Stochastic Weighted Graphs: Flexible Model Specification and Simulation

TL;DR

This paper introduces a flexible estimation method for the GERGM model of weighted networks, enabling broader application and improved modeling of network structures without degeneracy.

Contribution

We develop a Metropolis-Hastings algorithm that allows estimation of any GERGM specification, expanding the model's flexibility and applicability to various weighted network data.

Findings

New estimation method avoids likelihood degeneracy

Successfully applied to real network datasets

Simulated non-degenerate models demonstrating effectiveness

Abstract

In most domains of network analysis researchers consider networks that arise in nature with weighted edges. Such networks are routinely dichotomized in the interest of using available methods for statistical inference with networks. The generalized exponential random graph model (GERGM) is a recently proposed method used to simulate and model the edges of a weighted graph. The GERGM specifies a joint distribution for an exponential family of graphs with continuous-valued edge weights.

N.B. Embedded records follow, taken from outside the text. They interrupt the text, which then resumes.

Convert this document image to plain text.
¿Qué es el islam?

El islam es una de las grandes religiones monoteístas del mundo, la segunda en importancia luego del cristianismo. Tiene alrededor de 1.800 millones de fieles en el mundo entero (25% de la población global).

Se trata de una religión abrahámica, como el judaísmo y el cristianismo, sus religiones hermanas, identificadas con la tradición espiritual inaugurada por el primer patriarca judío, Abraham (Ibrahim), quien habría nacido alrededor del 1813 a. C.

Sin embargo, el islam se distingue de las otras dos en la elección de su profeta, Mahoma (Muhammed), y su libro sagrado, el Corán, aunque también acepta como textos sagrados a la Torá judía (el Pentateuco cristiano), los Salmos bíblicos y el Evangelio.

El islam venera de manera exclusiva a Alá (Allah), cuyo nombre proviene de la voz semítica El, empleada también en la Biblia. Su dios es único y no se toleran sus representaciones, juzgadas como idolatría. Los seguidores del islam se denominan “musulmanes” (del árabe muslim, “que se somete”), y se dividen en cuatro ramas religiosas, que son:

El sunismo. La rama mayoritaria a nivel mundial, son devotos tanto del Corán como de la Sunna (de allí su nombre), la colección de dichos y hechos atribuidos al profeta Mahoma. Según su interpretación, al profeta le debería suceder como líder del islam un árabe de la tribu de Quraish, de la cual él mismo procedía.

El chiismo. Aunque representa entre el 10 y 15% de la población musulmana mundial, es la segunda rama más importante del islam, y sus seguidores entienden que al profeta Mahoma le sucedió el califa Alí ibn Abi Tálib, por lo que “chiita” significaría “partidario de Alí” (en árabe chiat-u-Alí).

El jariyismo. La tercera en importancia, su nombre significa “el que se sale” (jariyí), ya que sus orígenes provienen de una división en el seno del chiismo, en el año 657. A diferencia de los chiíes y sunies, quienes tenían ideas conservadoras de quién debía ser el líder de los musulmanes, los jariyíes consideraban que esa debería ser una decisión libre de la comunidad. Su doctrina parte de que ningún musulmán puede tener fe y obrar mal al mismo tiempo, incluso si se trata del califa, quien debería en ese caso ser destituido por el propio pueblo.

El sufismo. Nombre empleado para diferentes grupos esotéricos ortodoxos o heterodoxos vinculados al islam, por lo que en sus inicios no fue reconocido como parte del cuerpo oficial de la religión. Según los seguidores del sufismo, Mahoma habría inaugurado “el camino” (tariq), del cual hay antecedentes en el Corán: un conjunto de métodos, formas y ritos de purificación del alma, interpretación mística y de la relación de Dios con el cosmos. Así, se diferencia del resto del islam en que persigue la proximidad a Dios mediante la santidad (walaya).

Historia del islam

However, current estimation algorithms for the GERGM only allow inference on a restricted family of model specifications. To address this issue, we develop a Metropolis--Hastings method that can be used to estimate any GERGM specification, thereby significantly extending the family of weighted graphs that can be modeled with the GERGM. We show that new flexible model specifications are capable of avoiding likelihood degeneracy and efficiently capturing network structure in applications where such models were not previously available. We demonstrate the utility of this new class of GERGMs through application to two real network data sets, and we further assess the effectiveness of our proposed methodology by simulating non-degenerate model specifications from the well-studied two-stars model. A working R version of the GERGM code is available in the supplement and will be incorporated in the gergm CRAN package.